Roskilde Festival is one of the four major annual music festivals in Europe, along with the Glastonbury, Rock Werchter and Sziget festivals. It is held in the southern part of Roskilde in Denmark, on large fairgrounds that include almost 80 hectares of campsite for the festival-goers.
Roskilde is Denmark’s first and most defining music event, started in 1971 by promoter Carl Fischer and a couple of then high school students, Mogens Sandfur and Jesper Switzer Muller. From its hippie roots, the festival now celebrates mainstream international music and is mostly attended by the youth of Scandinavia, as well as other European countries.

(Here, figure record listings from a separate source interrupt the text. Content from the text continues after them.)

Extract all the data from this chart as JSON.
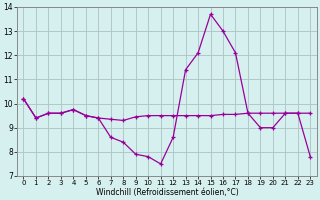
{
  "hours": [
    0,
    1,
    2,
    3,
    4,
    5,
    6,
    7,
    8,
    9,
    10,
    11,
    12,
    13,
    14,
    15,
    16,
    17,
    18,
    19,
    20,
    21,
    22,
    23
  ],
  "line1": [
    10.2,
    9.4,
    9.6,
    9.6,
    9.75,
    9.5,
    9.4,
    8.6,
    8.4,
    7.9,
    7.8,
    7.5,
    8.6,
    11.4,
    12.1,
    13.7,
    13.0,
    12.1,
    9.6,
    9.0,
    9.0,
    9.6,
    9.6,
    7.8
  ],
  "line2": [
    10.2,
    9.4,
    9.6,
    9.6,
    9.75,
    9.5,
    9.4,
    9.35,
    9.3,
    9.45,
    9.5,
    9.5,
    9.5,
    9.5,
    9.5,
    9.5,
    9.55,
    9.55,
    9.6,
    9.6,
    9.6,
    9.6,
    9.6,
    9.6
  ],
  "line_color": "#990099",
  "bg_color": "#d6f0f0",
  "grid_color": "#b0c8c8",
  "xlabel": "Windchill (Refroidissement éolien,°C)",
  "ylim": [
    7,
    14
  ],
  "xlim": [
    -0.5,
    23.5
  ],
  "yticks": [
    7,
    8,
    9,
    10,
    11,
    12,
    13,
    14
  ],
  "xticks": [
    0,
    1,
    2,
    3,
    4,
    5,
    6,
    7,
    8,
    9,
    10,
    11,
    12,
    13,
    14,
    15,
    16,
    17,
    18,
    19,
    20,
    21,
    22,
    23
  ]
}
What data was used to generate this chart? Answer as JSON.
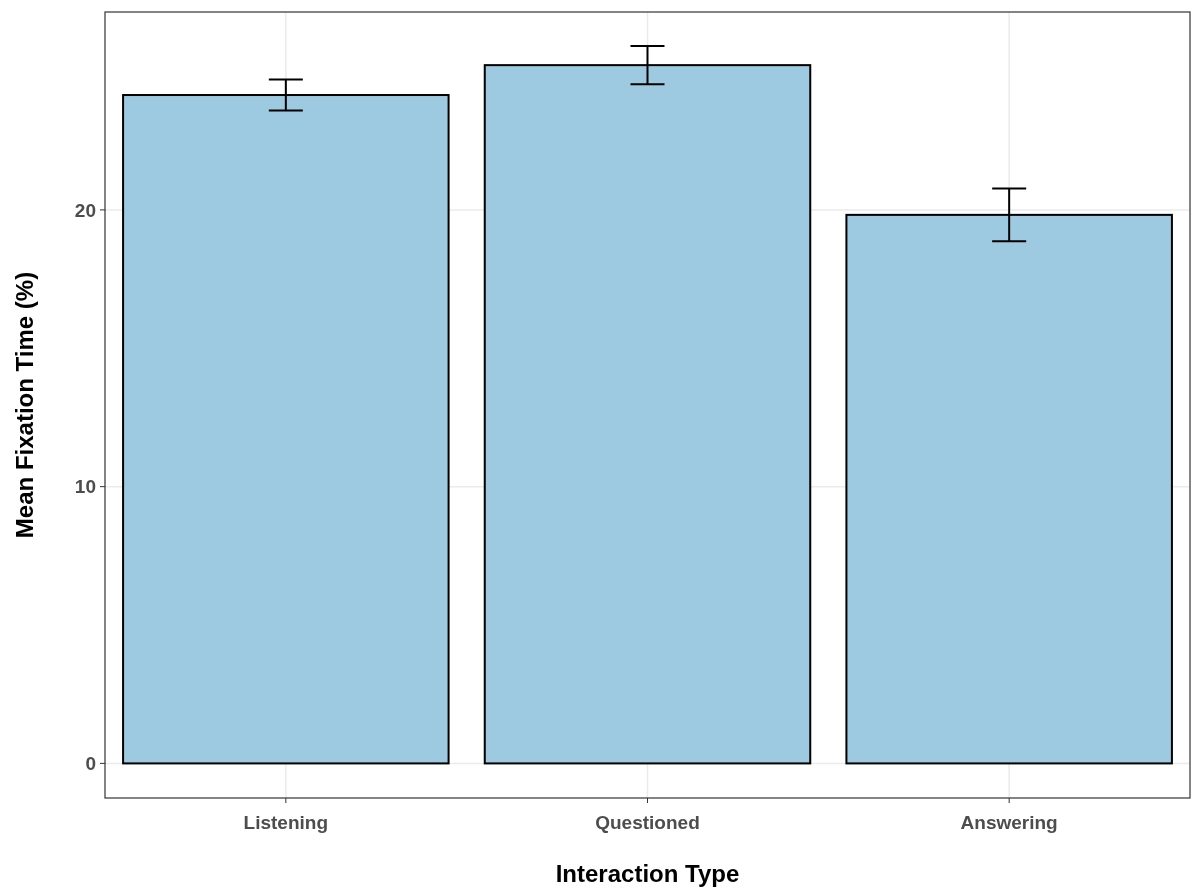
{
  "chart_data": {
    "type": "bar",
    "xlabel": "Interaction Type",
    "ylabel": "Mean Fixation Time (%)",
    "categories": [
      "Listening",
      "Questioned",
      "Answering"
    ],
    "values": [
      24.15,
      25.23,
      19.82
    ],
    "errors": [
      0.56,
      0.69,
      0.95
    ],
    "color": "#9ecae1",
    "ylim": [
      -1.25,
      27.15
    ],
    "yticks": [
      0,
      10,
      20
    ],
    "grid": true
  }
}
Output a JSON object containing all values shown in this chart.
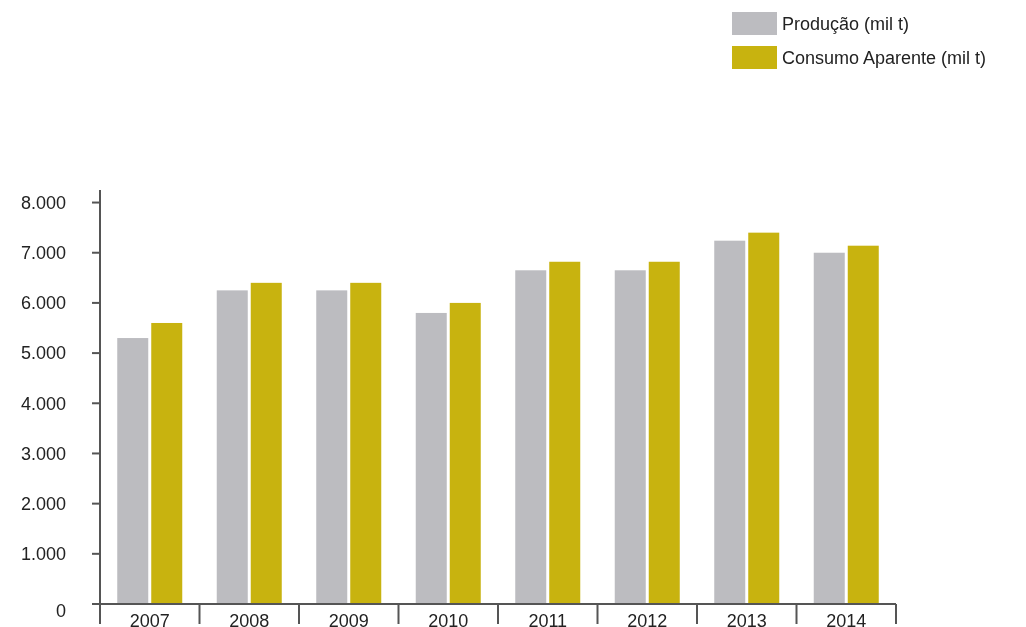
{
  "chart_data": {
    "type": "bar",
    "categories": [
      "2007",
      "2008",
      "2009",
      "2010",
      "2011",
      "2012",
      "2013",
      "2014"
    ],
    "series": [
      {
        "name": "Produção (mil t)",
        "color": "#bcbcc0",
        "values": [
          5300,
          6250,
          6250,
          5800,
          6650,
          6650,
          7240,
          7000
        ]
      },
      {
        "name": "Consumo Aparente (mil t)",
        "color": "#c8b30f",
        "values": [
          5600,
          6400,
          6400,
          6000,
          6820,
          6820,
          7400,
          7140
        ]
      }
    ],
    "ylim": [
      0,
      8250
    ],
    "yticks": [
      {
        "value": 0,
        "label": "0"
      },
      {
        "value": 1000,
        "label": "1.000"
      },
      {
        "value": 2000,
        "label": "2.000"
      },
      {
        "value": 3000,
        "label": "3.000"
      },
      {
        "value": 4000,
        "label": "4.000"
      },
      {
        "value": 5000,
        "label": "5.000"
      },
      {
        "value": 6000,
        "label": "6.000"
      },
      {
        "value": 7000,
        "label": "7.000"
      },
      {
        "value": 8000,
        "label": "8.000"
      }
    ],
    "grid": false,
    "legend": "top right"
  }
}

On the second year of the event, the task of organizing and promoting the Roskilde Festival was taken over by the non-profit Roskilde Foundation. Every year, proceeds from the event go to selected causes and charities. The festival also advocates environmental awareness, which is why cans, as well as plastic and glass bottles are not allowed to be brought into the festival site. Beverages are either sold in cartons or poured in mugs. Volunteers also collect thrown out bottles, which are later turned in for refund, with the earnings also donated to a cause.
Top international acts usually headline the four-day Roskilde Festival, attracting hordes of people from all over the continent. The 2007 shows brought in more than 100,000 people, including 3,000 artists and about 80,000 paying festival-goers. Some of the major names in music who have played in Roskilde include Coldplay, Jay-Z, R.E.M., Metallica, and the Red Hot Chili Peppers.
The festival features several stages housed under different tents. The Orange Stage serves as the main stage that, unlike the others, is set in open space that can accommodate more than 60,000 people. The Arena tent, meanwhile, is considered the biggest in Europe, as it can house 17,000. The other stages are dedicated to particular genres of music, which vary from rock to world music, hip hop, R&B, electronica, as well as spoken word. Notable Danish bands are also featured in the event.
Getting to the festival venue is easy via public transport. From Copenhagen Airport, about 35 km from Roskilde, you can take the train and then transfer to a shuttle bus right at the Roskilde station. The bus will take you straight to the festival grounds.
People who attend the event generally prefer to set up camp in the allotted area. Various amenities and establishments are usually set up at the camp site, making it a fairly convenient place to stay for a few days. The camp traditionally opens on the last Sunday of June as a “warm up” for the festival, which starts the following Thursday. Even this warm up has become an event in itself, just like the activities at the camp are very much a part of the whole cultural experience of the Roskilde Festival.
Alternatively, you can just stay at any hotel in Copenhagen and commute daily to the event venue.
The Roskilde Festival is traditionally held for four days starting the first Thursday of July. Tickets are necessary to get access to the festival site, as well as the camp grounds. More information is available from the official Roskilde Festival website.